A spokeswoman for Bolton declined to comment. The onetime adviser, who frequently clashed with President Trump during his first term over policies toward Iran and North Korea, has remained one of the administration’s most persistent critics.
The Justice Department has revived questions that date back to 2020, when Trump-era officials sued Bolton and opened a criminal investigation into whether he unlawfully disclosed national security information in his memoir The Room Where It Happened, a book that leveled harsh personal criticisms at the president.
While officials dropped that lawsuit and the grand jury probe in 2021, the renewed search suggests that law enforcement has once again found reason to examine Bolton’s handling of classified material.
“NO ONE is above the law,” FBI Director Kash Patel wrote on X at the time of the raid. Attorney General Pam Bondi, echoing the sentiment, stated, “America’s safety isn’t negotiable.”
Bolton, a veteran of Republican administrations, has described the earlier investigation as a misuse of government authority by Trump to protect his own image. But this time, the facts appear more directly tied to national security. One person familiar with the latest search said it stems from concerns that Bolton may have illegally possessed or shared classified information.
The administration has signaled a broader effort to ensure accountability within the intelligence community. On his first day back in the White House, Trump revoked the security clearances of dozens of former officials, including Bolton, and ended the former adviser’s security detail despite warnings of a credible Iranian assassination plot against him.
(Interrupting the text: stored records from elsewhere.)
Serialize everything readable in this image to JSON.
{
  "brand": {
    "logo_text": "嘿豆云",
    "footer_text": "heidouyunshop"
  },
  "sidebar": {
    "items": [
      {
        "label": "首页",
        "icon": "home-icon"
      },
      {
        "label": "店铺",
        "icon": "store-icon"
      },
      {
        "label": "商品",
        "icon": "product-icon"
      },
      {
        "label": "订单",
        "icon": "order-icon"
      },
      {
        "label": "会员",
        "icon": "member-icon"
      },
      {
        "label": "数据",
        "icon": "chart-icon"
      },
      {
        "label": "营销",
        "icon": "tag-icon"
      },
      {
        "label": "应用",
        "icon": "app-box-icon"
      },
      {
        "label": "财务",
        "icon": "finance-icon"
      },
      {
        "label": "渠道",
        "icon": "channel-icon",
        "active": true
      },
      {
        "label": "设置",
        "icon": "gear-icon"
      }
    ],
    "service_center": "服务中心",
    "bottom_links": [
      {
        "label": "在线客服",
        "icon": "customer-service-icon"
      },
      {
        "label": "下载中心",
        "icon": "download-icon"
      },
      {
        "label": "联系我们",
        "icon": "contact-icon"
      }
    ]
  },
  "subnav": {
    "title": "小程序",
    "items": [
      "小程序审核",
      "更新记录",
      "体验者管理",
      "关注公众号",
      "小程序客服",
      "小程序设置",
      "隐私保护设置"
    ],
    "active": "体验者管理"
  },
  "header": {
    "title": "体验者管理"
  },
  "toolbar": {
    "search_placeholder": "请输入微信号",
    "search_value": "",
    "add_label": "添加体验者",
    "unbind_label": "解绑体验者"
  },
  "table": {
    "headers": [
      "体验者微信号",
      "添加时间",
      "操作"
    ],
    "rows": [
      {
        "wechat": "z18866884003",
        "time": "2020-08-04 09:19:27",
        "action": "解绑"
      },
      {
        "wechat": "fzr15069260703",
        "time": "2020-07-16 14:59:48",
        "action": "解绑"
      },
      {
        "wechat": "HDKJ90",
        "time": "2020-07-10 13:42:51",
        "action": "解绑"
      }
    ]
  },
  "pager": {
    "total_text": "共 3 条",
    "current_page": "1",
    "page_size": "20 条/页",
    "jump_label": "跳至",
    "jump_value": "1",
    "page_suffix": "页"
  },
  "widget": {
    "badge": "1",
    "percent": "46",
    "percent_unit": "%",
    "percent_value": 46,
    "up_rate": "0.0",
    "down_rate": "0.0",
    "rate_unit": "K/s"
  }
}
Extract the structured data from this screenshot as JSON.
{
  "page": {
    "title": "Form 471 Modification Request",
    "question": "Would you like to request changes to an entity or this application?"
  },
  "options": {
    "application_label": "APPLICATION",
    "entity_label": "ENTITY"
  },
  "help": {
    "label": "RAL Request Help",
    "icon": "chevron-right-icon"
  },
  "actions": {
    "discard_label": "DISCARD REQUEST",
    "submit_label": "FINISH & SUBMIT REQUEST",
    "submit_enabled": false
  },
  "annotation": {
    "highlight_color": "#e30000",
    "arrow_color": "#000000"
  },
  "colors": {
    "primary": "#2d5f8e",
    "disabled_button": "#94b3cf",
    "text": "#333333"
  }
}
This week, the White House expanded those actions, revoking the clearances of 37 additional current and former officials.
National intelligence director Tulsi Gabbard defended the move, citing “failure to safeguard classified information” and the “politicization or weaponization of intelligence.”
She told Fox Business that entrenched “deep state actors” had politicized intelligence assessments, particularly those connected to Russia’s 2016 election interference and the push for Trump’s impeachment.
Bolton’s 2020 memoir, which became a bestseller, was the flashpoint for the earlier legal clash. Although an initial government reviewer cleared the manuscript, other senior officials later concluded it still contained classified passages.
The Justice Department sued just before its publication and soon launched a criminal investigation, even issuing subpoenas to Bolton and his literary agent.
The former adviser, unbowed, has continued to criticize the administration. On Friday morning he wrote on X that Trump’s outreach to Russia was more about optics than substance. “Meanwhile, meetings will continue because Trump wants a Nobel Peace Prize, but I don’t see these talks making any progress,” Bolton said.
President Trump, for his part, dismissed Bolton as a “fired loser” earlier this week, rebuking his remarks about last week’s summit with Russian President Vladimir Putin. “What’s that all about?” Trump asked in a Truth Social post, adding that journalists were “constantly quoting fired losers and really dumb people like John Bolton.”
The renewed federal scrutiny highlights a striking turn for Bolton: a former insider now facing the same national security standards he once helped enforce.